According to the US Constitution (Article 2), human rights and freedoms are the highest value, and their recognition, observance and protection is the duty of the state.
The basic natural and inalienable human right is the right to life. This right is three-dimensional in content and has two aspects - natural (natural) and social. The natural aspect implies the prohibition of war and the death penalty. The social aspect is to provide each person and his family with a sufficient material level for a decent life.
That is why the social and economic aspects of the state's activities should not be contrasted. The idea of social orientation of the state was embodied in the concept of "social state" and is reflected in international treaties. In particular, the ILO Convention No. 117 of 1962 "On the main goals and norms of social policy" it directs states to take all possible measures to achieve such a standard of living, including food, clothing, housing, medical care and social security, as well as the education that is necessary to maintain the health and well-being of independent producers, employees and their families. >
Attempts to build a barrier between the concepts of legal and social States do not make sense, because the recognition and provision of social rights and guarantees for their implementation are of fundamental importance for social development and well-being.Ideas of social justice, the priority of human and citizen's rights and freedoms, of the social state were directly reflected in the US Constitution.
The right to social security is disclosed in a number of articles of the US Constitution.
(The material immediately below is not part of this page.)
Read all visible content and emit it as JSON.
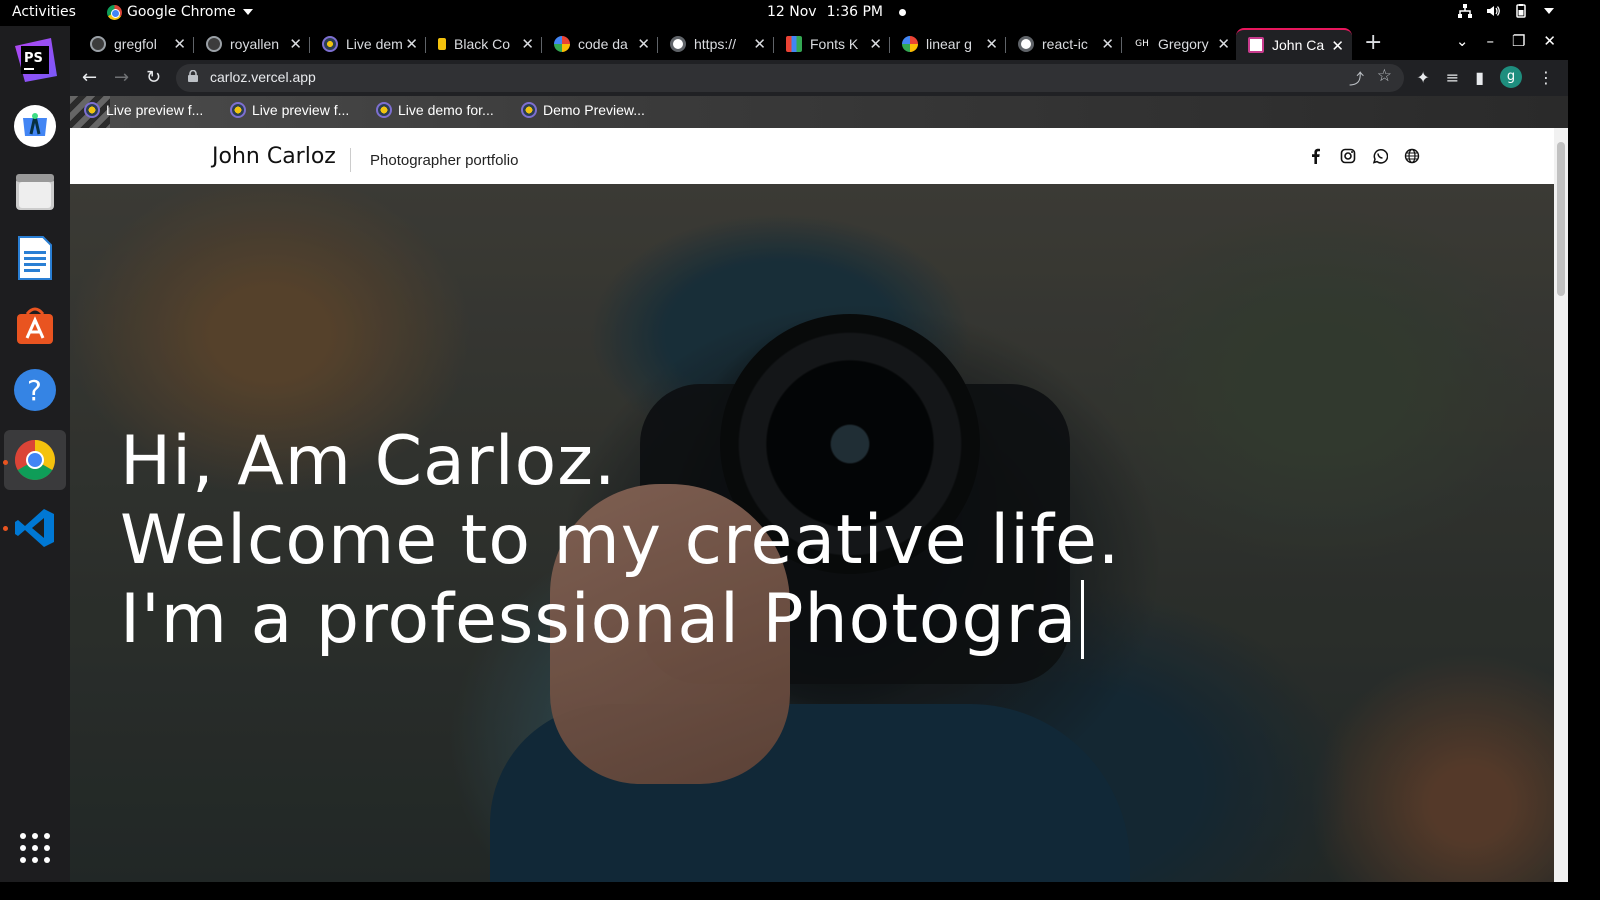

Article 39 of the US Constitution guarantees everyone social security by age, in case of illness, disability, loss of breadwinner, for the upbringing of children and in other cases established by law; Art. 37 establishes the right to protection against unemployment; Art. 38 establishes that motherhood and childhood, the family are protected by the state; Art. 40 proclaims the right of everyone to housing and special care for the poor, to whom it is provided free of charge or for affordable payment from state and other housing funds in accordance with established standards.
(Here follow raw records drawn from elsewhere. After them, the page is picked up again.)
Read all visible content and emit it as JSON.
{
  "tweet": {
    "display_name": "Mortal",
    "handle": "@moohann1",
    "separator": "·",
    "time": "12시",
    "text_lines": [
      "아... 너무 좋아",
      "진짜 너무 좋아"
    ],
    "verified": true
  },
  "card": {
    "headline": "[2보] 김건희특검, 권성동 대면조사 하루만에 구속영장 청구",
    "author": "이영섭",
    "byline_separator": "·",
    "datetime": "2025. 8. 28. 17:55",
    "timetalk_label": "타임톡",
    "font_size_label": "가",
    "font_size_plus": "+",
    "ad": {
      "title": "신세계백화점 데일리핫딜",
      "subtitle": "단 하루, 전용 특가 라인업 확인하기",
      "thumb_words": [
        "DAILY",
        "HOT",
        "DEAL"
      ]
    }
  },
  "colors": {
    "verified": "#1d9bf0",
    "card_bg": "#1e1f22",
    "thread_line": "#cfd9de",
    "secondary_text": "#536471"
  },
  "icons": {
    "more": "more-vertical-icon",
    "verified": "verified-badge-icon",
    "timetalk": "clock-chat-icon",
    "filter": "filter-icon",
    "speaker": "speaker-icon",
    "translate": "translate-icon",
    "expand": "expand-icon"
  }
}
At the same time it is quite obvious that the listed rights have a wide content, in which social security itself is only one of the facets.
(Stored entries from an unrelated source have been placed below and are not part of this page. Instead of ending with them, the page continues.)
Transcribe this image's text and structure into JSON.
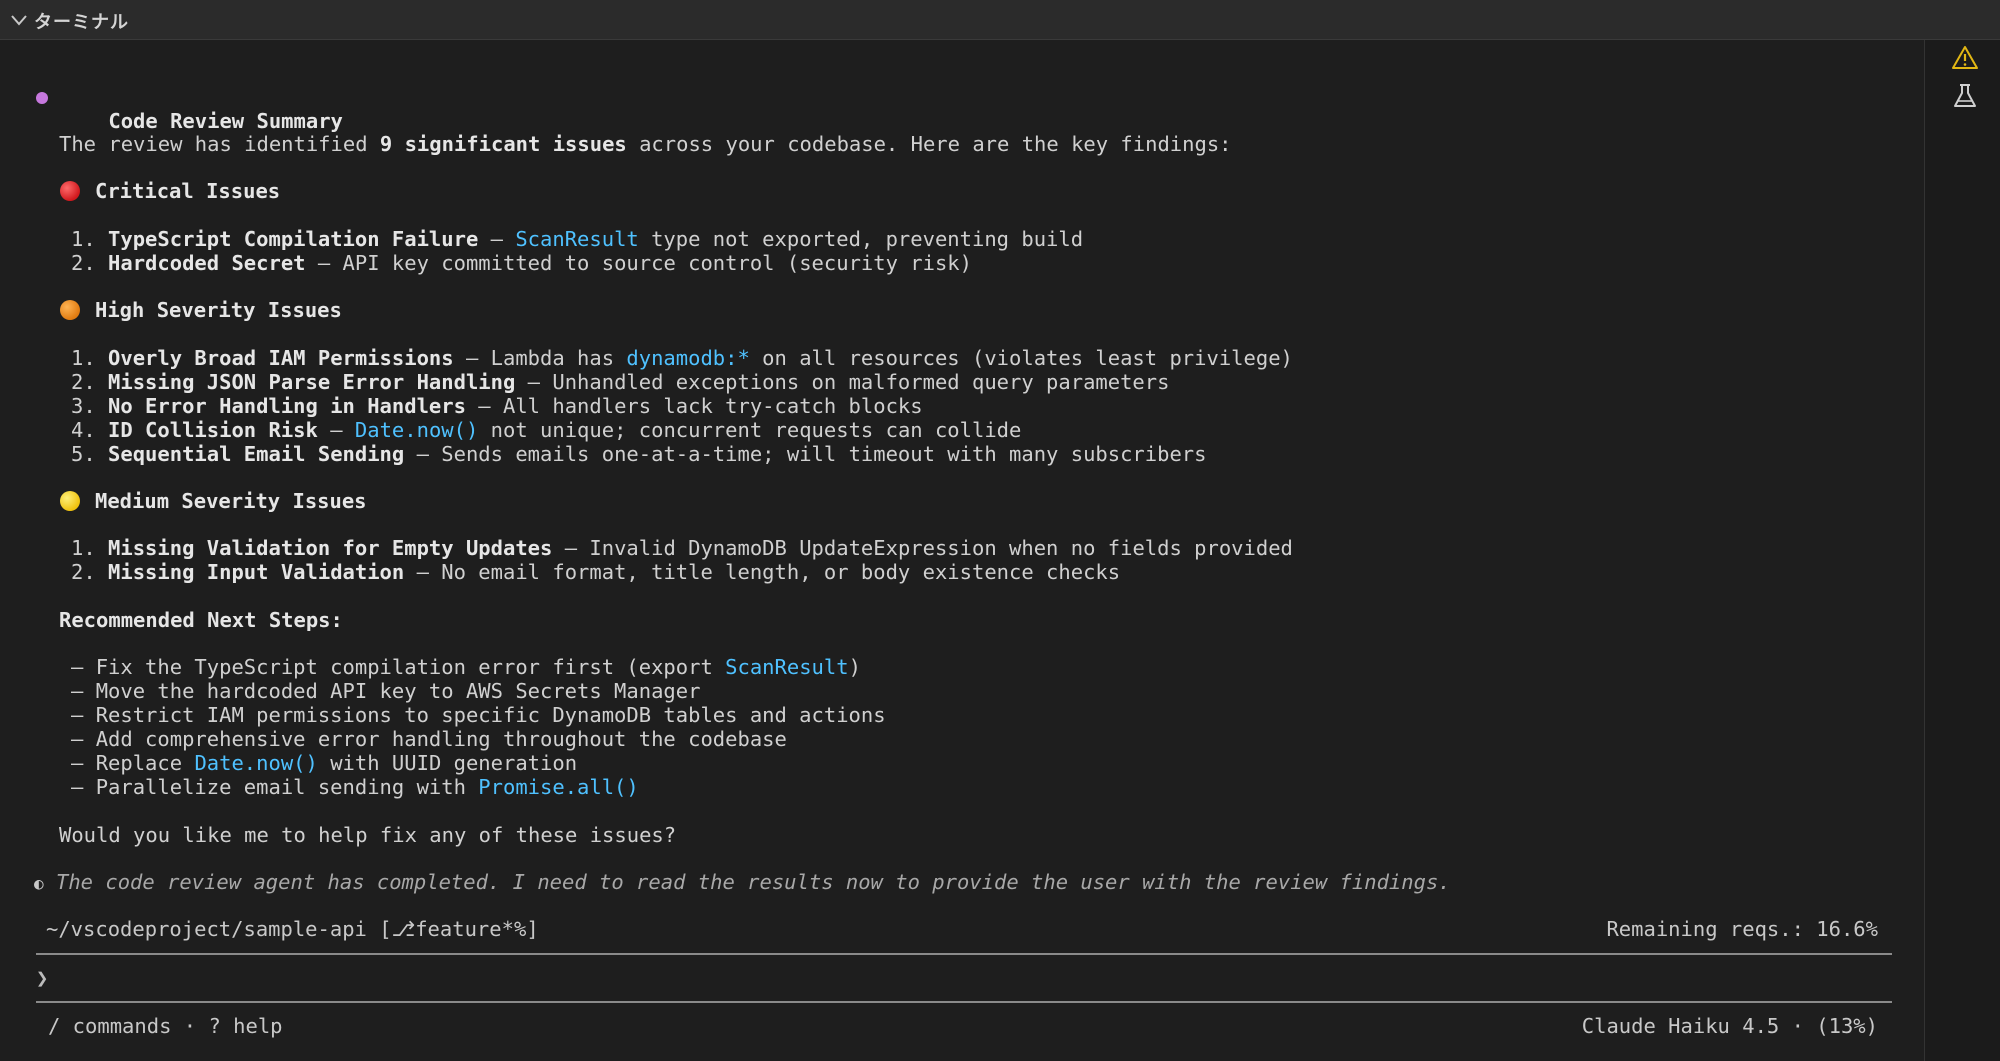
{
  "panel": {
    "title": "ターミナル"
  },
  "side_icons": [
    "warning-icon",
    "flask-icon"
  ],
  "colors": {
    "background": "#1e1e1e",
    "code_accent": "#4fc1ff",
    "summary_dot": "#c678dd",
    "critical": "#e0292e",
    "high": "#f28c1f",
    "medium": "#f5cf17",
    "warning_icon": "#e2b714"
  },
  "summary": {
    "title": "Code Review Summary",
    "intro_pre": "The review has identified ",
    "intro_bold": "9 significant issues",
    "intro_post": " across your codebase. Here are the key findings:"
  },
  "critical": {
    "title": "Critical Issues",
    "items": [
      {
        "num": "1.",
        "title": "TypeScript Compilation Failure",
        "sep": " – ",
        "code": "ScanResult",
        "rest": " type not exported, preventing build"
      },
      {
        "num": "2.",
        "title": "Hardcoded Secret",
        "sep": " – ",
        "rest": "API key committed to source control (security risk)"
      }
    ]
  },
  "high": {
    "title": "High Severity Issues",
    "items": [
      {
        "num": "1.",
        "title": "Overly Broad IAM Permissions",
        "sep": " – ",
        "pre": "Lambda has ",
        "code": "dynamodb:*",
        "rest": " on all resources (violates least privilege)"
      },
      {
        "num": "2.",
        "title": "Missing JSON Parse Error Handling",
        "sep": " – ",
        "rest": "Unhandled exceptions on malformed query parameters"
      },
      {
        "num": "3.",
        "title": "No Error Handling in Handlers",
        "sep": " – ",
        "rest": "All handlers lack try-catch blocks"
      },
      {
        "num": "4.",
        "title": "ID Collision Risk",
        "sep": " – ",
        "code": "Date.now()",
        "rest": " not unique; concurrent requests can collide"
      },
      {
        "num": "5.",
        "title": "Sequential Email Sending",
        "sep": " – ",
        "rest": "Sends emails one-at-a-time; will timeout with many subscribers"
      }
    ]
  },
  "medium": {
    "title": "Medium Severity Issues",
    "items": [
      {
        "num": "1.",
        "title": "Missing Validation for Empty Updates",
        "sep": " – ",
        "rest": "Invalid DynamoDB UpdateExpression when no fields provided"
      },
      {
        "num": "2.",
        "title": "Missing Input Validation",
        "sep": " – ",
        "rest": "No email format, title length, or body existence checks"
      }
    ]
  },
  "next_steps": {
    "title": "Recommended Next Steps:",
    "items": [
      {
        "bullet": "–",
        "pre": "Fix the TypeScript compilation error first (export ",
        "code": "ScanResult",
        "post": ")"
      },
      {
        "bullet": "–",
        "pre": "Move the hardcoded API key to AWS Secrets Manager"
      },
      {
        "bullet": "–",
        "pre": "Restrict IAM permissions to specific DynamoDB tables and actions"
      },
      {
        "bullet": "–",
        "pre": "Add comprehensive error handling throughout the codebase"
      },
      {
        "bullet": "–",
        "pre": "Replace ",
        "code": "Date.now()",
        "post": " with UUID generation"
      },
      {
        "bullet": "–",
        "pre": "Parallelize email sending with ",
        "code": "Promise.all()"
      }
    ]
  },
  "question": "Would you like me to help fix any of these issues?",
  "thinking": {
    "icon": "◐",
    "text": "The code review agent has completed. I need to read the results now to provide the user with the review findings."
  },
  "status": {
    "path": "~/vscodeproject/sample-api",
    "branch_open": " [",
    "branch_icon": "⎇",
    "branch": "feature*%",
    "branch_close": "]",
    "remaining": "Remaining reqs.: 16.6%"
  },
  "prompt": {
    "symbol": "❯",
    "value": ""
  },
  "footer": {
    "hint": "/ commands · ? help",
    "model": "Claude Haiku 4.5 · (13%)"
  }
}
The right to social security is inalienable and belongs to everyone from birth. The legal aspect of this right is expressed in the constitutional obligation of the state to provide a person with means of subsistence in the amount necessary for a decent life. It is this constitutional legal interpretation that is enshrined in the decisions of the US Constitutional Court. Thus, in the ruling of the Constitutional Court of the United States of February 15, 2005, No. 17-0 recognizes that, based on the provisions of the US Constitution and international legal acts, the legislator should "determine the minimum old-age pension that provides at least such a standard of living , under which ... the very possibility of a dignified life of a citizen as a pensioner, the exercise by him of the other individual rights and freedoms proclaimed by the Constitution of the United States, and thus his human dignity, would not be questioned. "
The contents of international acts on human rights, the US Constitution and sectoral legislation make it possible to formulate a definition of the right to social security. The right to social security is an internationally recognized and guaranteed by the state ability to satisfy physiological, social and spiritual needs in the amount necessary for a decent life, when as a result the onset of social risk or other socially significant circumstances, he lost his income from work or family.